Gleichzeitig verweist Marcus König auf die Pläne, mit denen Nürnberg die Pandemie in den Griff bekommen will. So werde die Stadt in der nächsten Woche 3240 Extra-Impfdosen bekommen, zusätzlich zu den bereits in Aussicht gestellten 11.438 Dosen für das Impfzentrum. Auch andere Städte erhalten mehr Impfstoff.
"Brauchen mehr als andere"
"Wir haben hier die Nähe zu Tschechien, hinzu kommt die Angrenzung zu Sachsen und Thüringen, die auch hohe Inzidenzwerte haben. Wir brauchen also mehr Impfdosen als andere Städte! Was Nordrhein-Westfalen schafft, das müssen wir in Bayern doch auch schaffen", betonte der Oberbürgermeister. Tatsächlich hatte das Gesundheitsministerium in Düsseldorf am Donnerstag mitgeteilt, dass 33.000 Dosen Johnson & Johnson unter anderem nach Köln geliefert werden sollen. Damit sollen auch die Impfungen in Kölns sozialen Brennpunkten wie Chorweiler und Kölnberg wieder aufgenommen werden.
Gleichzeitig kündigte Marcus König an, sich mit Journalisten ausländischer Medien, die auch in Nürnberg gelesen werden, zu treffen. Ziel ist es, dass mehr aufklärende Berichte über die Corona-Impfungen erscheinen.

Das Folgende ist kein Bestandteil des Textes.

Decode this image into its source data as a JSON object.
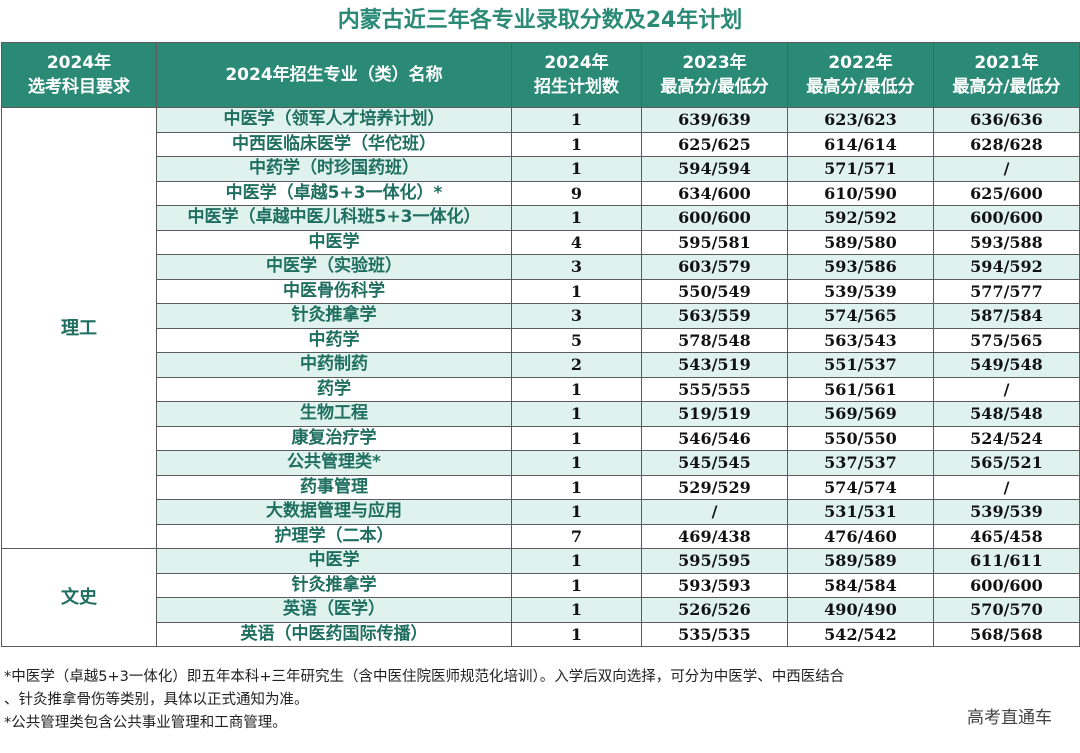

So sollen Vorbehalte abgebaut werden. Modellprojekte wie die Impfung der Menschen an den Ausgabestellen der Nürnberger Tafel laufen in der nächsten Woche an.
Viel mehr Personal
Personell hat das Gesundheitsamt in den vergangenen Monaten stark zugelegt. So zählte die Behörde vor der Pandemie 80 Vollzeitstellen, inzwischen verfügt sie über 430 Vollzeitstellen. Die Zusatzkräfte kommen unter anderem aus der freien Wirtschaft, manche waren vorher am Flughafen beschäftigt, einige sind von Polizei und Bundeswehr. Die vorrangige Aufgabe des Gesundheitsamtes ist immer noch die Nachverfolgung der Kontakte von Corona-Infizierten, "und das innerhalb von 24 Stunden", betonte Marcus König.